The JCR President, Annie Williamson, said, “Education is a fundamental tool to empowerment, but higher education opportunities are snatched away from refugees, who face great uncertainty about whether they can ever return to study – even the most able students. There are currently over 20 million refugees worldwide, and Balliol JCR and MCR have responded to this crisis in the small way that we can, by establishing the Balliol Student Scholarship.”

JCR Secretary Steven Rose added, “That both the JCR and the MCR unanimously passed motions to make this possible, and that it’s been made possible through alumni and the College to achieve this real and tangible good has made me as proud of Balliol as a community as I expect is possible.”

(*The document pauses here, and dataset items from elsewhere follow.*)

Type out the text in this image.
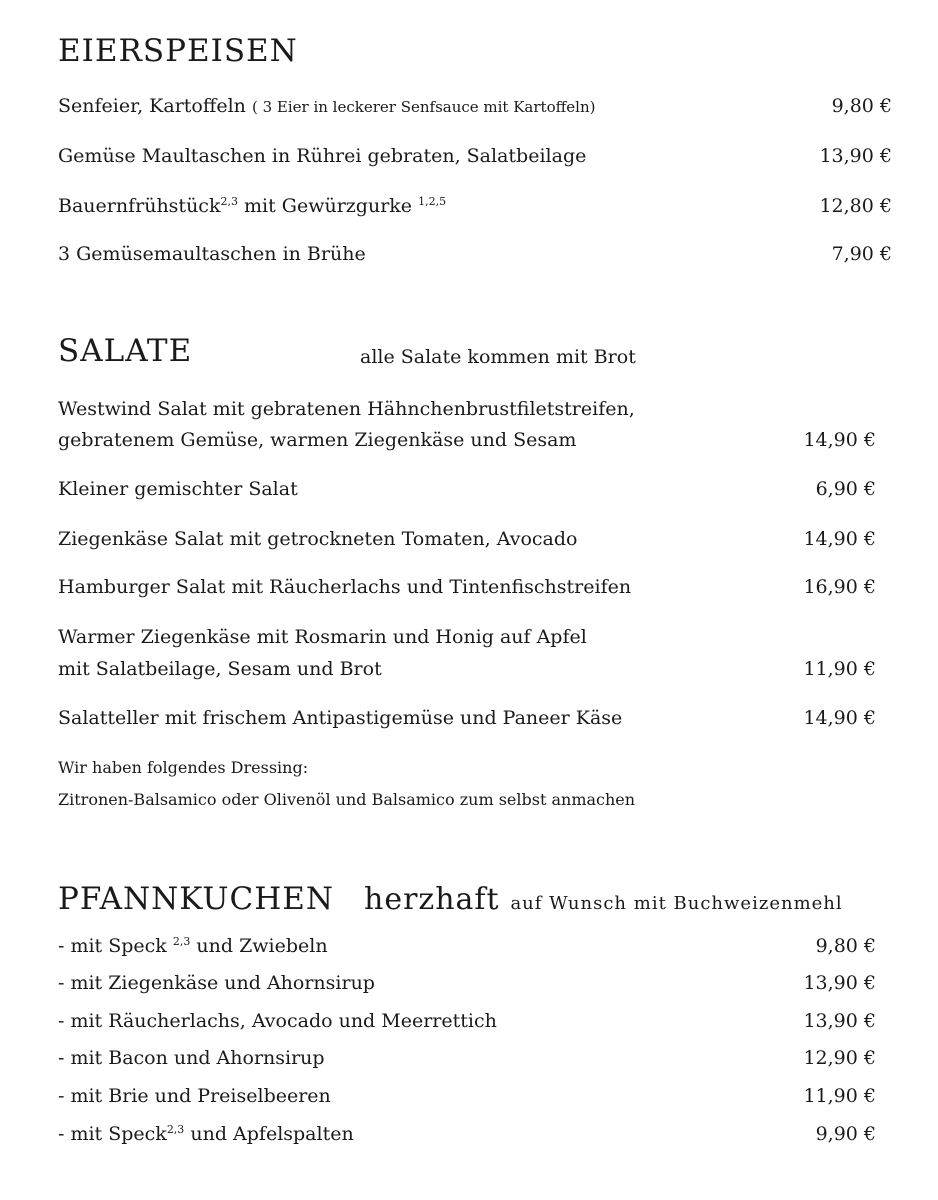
EIERSPEISEN
Senfeier, Kartoffeln ( 3 Eier in leckerer Senfsauce mit Kartoffeln)	9,80 €
Gemüse Maultaschen in Rührei gebraten, Salatbeilage	13,90 €
Bauernfrühstück$^{2,3}$ mit Gewürzgurke $^{1,2,5}$	12,80 €
3 Gemüsemaultaschen in Brühe	7,90 €
SALATE	alle Salate kommen mit Brot
Westwind Salat mit gebratenen Hähnchenbrustfiletstreifen,
gebratenem Gemüse, warmen Ziegenkäse und Sesam	14,90 €
Kleiner gemischter Salat	6,90 €
Ziegenkäse Salat mit getrockneten Tomaten, Avocado	14,90 €
Hamburger Salat mit Räucherlachs und Tintenfischstreifen	16,90 €
Warmer Ziegenkäse mit Rosmarin und Honig auf Apfel
mit Salatbeilage, Sesam und Brot	11,90 €
Salatteller mit frischem Antipastigemüse und Paneer Käse	14,90 €
Wir haben folgendes Dressing:
Zitronen-Balsamico oder Olivenöl und Balsamico zum selbst anmachen
PFANNKUCHEN herzhaft auf Wunsch mit Buchweizenmehl
- mit Speck $^{2,3}$ und Zwiebeln	9,80 €
- mit Ziegenkäse und Ahornsirup	13,90 €
- mit Räucherlachs, Avocado und Meerrettich	13,90 €
- mit Bacon und Ahornsirup	12,90 €
- mit Brie und Preiselbeeren	11,90 €
- mit Speck$^{2,3}$ und Apfelspalten	9,90 €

Balliol commented, “Balliol has a proud history of being open to all on merit, supporting students in need and welcoming refugees, notably in the case of Jewish refugees prior to and during the Second World War. It is delighted that another chapter has been added to that history through this initiative, led by students but involving the whole Balliol community.”

Throughout this process, Balliol students have been advised by Stacy Toupouzova, an Oxford DPhil student in Refugee Law and co-founder of the Sofia Refugee Centre in Bulgaria.

This new scholarship comes after, earlier this summer, the Oxford Students Refugee Campaign raised almost £250,000 to fund eight refugee scholarships.